Review denied at 156 Wn.2d 1029 (2006).

 Because chapter 71.09 RCW is an involuntary civil commitment statute, we identify the Department herein as the petitioner. When referring to McGary’s prior criminal proceedings we refer to the petitioner as the State.

 RCW 71.09.020(15) provides in relevant part:
“Sexually violent offense” means an act committed on, before, or after July 1, 1990, that is: (a) An act defined in Title 9ARCW as rape in the first degree, rape in the second degree by forcible compulsion, rape of a child in the first or second degree, statutory rape in the first or second degree, indecent liberties by forcible compulsion, indecent liberties against a child under age fourteen, incest against a child under age fourteen, or child molestation in the first or second degree.

 McGary does not challenge the validity of his involuntary civil commitment under chapter 71.05 RCW. This statute has a different purpose than chapter 71.09 RCW. The legislature has articulated these differences:
[Cihapter 71.05 RCW [ ] is intended to be a short-term civil commitment system that is primarily designed to provide short-term treatment to individuals with serious mental disorders and then return them to the community. In contrast to persons appropriate for civil commitment under chapter 71.05 RCW, sexually violent predators generally have personality disorders and/or mental abnormalities which are unamenable to existing mental illness treatment modalities and those conditions render them likely to engage in sexually violent behavior.
RCW 71.09.010 (emphasis added).

 McGary also spent four days in a WSH admission ward with very tight security.

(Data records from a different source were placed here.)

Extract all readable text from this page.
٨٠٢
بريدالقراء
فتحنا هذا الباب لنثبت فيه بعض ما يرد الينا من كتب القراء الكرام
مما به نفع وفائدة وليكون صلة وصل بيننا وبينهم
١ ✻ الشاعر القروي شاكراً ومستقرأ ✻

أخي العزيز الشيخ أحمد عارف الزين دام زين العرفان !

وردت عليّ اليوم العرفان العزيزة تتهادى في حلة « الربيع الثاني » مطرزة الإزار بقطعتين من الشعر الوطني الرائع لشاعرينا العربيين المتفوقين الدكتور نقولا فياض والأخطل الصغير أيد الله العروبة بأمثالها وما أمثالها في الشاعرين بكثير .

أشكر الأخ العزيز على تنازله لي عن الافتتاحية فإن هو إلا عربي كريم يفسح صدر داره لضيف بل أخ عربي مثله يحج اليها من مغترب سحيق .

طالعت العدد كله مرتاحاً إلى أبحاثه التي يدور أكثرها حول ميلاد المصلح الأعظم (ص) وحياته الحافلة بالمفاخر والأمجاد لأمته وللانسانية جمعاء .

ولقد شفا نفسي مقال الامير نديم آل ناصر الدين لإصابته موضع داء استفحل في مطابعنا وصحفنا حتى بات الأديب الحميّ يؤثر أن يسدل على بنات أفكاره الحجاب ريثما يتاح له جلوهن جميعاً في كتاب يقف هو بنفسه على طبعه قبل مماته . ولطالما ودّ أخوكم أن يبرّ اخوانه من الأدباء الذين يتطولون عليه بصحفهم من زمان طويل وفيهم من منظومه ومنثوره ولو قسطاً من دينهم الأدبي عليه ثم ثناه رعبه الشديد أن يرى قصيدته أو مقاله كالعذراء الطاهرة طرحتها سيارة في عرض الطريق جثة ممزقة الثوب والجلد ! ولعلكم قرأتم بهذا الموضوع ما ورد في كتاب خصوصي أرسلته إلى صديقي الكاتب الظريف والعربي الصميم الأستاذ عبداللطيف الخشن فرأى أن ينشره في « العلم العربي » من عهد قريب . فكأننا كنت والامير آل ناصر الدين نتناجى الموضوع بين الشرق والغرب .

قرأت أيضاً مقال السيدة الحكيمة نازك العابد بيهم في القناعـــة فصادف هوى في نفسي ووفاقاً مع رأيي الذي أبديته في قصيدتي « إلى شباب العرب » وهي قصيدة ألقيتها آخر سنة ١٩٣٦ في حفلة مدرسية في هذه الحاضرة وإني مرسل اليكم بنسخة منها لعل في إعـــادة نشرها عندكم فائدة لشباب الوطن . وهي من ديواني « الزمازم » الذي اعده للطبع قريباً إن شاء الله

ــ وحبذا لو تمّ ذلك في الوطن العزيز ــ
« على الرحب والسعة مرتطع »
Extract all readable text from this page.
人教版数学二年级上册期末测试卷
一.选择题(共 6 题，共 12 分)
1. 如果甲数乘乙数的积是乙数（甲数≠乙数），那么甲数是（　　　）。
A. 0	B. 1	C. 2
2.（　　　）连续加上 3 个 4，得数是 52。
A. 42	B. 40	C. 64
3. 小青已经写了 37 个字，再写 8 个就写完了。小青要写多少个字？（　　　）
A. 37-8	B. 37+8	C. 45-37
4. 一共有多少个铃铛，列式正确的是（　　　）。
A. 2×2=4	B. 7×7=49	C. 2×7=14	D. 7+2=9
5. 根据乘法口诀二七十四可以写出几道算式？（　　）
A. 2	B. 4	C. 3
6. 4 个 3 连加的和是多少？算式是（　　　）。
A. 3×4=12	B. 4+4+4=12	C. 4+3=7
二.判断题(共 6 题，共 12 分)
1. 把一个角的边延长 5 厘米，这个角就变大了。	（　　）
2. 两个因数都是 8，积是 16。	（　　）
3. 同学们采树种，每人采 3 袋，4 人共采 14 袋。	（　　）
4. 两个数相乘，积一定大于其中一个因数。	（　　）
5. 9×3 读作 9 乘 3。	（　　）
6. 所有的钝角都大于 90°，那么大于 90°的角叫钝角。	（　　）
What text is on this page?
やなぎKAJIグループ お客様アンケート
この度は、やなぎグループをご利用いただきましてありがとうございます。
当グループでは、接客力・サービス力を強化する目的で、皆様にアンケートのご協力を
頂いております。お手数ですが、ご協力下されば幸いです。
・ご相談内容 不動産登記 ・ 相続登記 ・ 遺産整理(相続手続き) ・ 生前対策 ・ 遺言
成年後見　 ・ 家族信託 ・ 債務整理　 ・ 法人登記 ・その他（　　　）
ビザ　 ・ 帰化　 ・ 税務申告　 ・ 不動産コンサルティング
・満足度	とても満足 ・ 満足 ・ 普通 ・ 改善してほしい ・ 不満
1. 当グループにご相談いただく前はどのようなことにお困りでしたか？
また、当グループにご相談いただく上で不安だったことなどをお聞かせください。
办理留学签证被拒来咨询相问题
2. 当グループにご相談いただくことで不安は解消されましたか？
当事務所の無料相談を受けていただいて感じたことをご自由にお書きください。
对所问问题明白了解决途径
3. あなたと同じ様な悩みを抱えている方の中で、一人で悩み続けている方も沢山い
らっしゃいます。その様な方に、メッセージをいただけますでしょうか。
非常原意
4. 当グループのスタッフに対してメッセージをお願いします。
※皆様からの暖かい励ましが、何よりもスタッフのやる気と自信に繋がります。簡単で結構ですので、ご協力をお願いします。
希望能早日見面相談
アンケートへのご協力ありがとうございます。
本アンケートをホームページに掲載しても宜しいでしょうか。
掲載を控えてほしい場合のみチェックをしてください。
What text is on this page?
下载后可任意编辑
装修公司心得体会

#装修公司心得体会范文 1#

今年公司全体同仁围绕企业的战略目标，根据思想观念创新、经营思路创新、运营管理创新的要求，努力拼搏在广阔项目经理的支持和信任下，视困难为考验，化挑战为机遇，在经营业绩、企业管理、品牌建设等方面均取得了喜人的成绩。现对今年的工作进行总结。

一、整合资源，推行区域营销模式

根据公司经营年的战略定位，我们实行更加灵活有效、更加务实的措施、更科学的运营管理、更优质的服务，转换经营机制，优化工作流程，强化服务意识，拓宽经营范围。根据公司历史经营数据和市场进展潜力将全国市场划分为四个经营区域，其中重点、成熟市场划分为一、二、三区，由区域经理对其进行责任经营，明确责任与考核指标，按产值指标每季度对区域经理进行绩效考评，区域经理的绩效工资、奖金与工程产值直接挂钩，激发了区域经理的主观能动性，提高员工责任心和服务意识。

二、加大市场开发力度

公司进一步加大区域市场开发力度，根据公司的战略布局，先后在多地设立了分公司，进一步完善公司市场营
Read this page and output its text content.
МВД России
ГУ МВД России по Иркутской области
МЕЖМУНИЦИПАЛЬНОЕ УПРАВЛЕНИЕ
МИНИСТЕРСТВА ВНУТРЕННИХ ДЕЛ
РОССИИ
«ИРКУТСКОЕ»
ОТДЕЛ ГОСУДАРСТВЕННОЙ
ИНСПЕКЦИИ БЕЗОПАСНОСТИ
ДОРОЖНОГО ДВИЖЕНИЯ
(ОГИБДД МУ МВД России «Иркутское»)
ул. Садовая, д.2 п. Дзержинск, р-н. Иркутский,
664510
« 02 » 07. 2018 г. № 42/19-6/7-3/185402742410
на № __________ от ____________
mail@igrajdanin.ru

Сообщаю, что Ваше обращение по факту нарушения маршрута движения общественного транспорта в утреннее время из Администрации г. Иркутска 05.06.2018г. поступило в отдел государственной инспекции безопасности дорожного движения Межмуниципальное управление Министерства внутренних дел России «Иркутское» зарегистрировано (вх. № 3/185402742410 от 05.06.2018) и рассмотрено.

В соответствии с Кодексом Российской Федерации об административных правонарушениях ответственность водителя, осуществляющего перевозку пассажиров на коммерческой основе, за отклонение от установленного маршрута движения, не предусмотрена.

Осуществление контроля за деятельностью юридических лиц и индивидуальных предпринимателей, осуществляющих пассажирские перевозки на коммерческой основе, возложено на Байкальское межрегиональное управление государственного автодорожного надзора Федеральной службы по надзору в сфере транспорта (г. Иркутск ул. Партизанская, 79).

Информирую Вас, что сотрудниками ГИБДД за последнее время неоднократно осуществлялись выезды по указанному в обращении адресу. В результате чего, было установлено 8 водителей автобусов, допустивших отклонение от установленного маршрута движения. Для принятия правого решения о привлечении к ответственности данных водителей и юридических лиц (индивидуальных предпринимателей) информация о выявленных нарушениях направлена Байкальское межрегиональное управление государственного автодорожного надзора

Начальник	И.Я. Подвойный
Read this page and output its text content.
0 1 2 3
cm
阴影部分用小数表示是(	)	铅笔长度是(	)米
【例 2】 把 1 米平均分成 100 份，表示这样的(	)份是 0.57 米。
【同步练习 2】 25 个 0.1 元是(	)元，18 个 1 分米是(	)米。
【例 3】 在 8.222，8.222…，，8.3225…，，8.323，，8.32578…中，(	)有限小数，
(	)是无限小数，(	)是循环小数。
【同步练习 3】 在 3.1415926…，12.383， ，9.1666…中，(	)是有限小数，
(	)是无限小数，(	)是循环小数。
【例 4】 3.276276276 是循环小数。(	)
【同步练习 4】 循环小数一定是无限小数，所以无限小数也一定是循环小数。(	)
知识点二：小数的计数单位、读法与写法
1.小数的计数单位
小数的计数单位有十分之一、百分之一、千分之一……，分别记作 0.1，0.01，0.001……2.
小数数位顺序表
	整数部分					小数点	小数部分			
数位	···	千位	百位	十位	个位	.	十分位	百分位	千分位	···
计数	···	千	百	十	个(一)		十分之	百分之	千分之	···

 The declarant has been an employed psychologist at WSH for over 21 years.

 After the Department filed its SVP petition, the legislature revised a number of chapter 71.09 RCW definitions, including a total confinement facility, recent overt act, and sexually violent predator. Laws of 2001, 2d Spec. Sess., ch. 12, § 102; Laws of 2003, ch. 216, § 2. These revisions were in effect when the parties argued McGary’s 2004 motion to dismiss based on the recent overt act issue.

 Albrecht applied former RCW 9.94A.030(35)’s total confinement definition to RCW 71.09.030 when RCW 71.09.020(17)’s “total confinement facility” definition was effective. McGary does not meaningfully argue that Albrecht misapplied former RCW 9.94A.030(35). And RCW 71.09.020(17)’s definition does not expressly define total confinement.

 Total confinement is currently codified at RCW 9.94A.030(42); but its text is unchanged. For clarity and consistency, we cite to former RCW 9.94A.030(35) applied by the Albrecht court.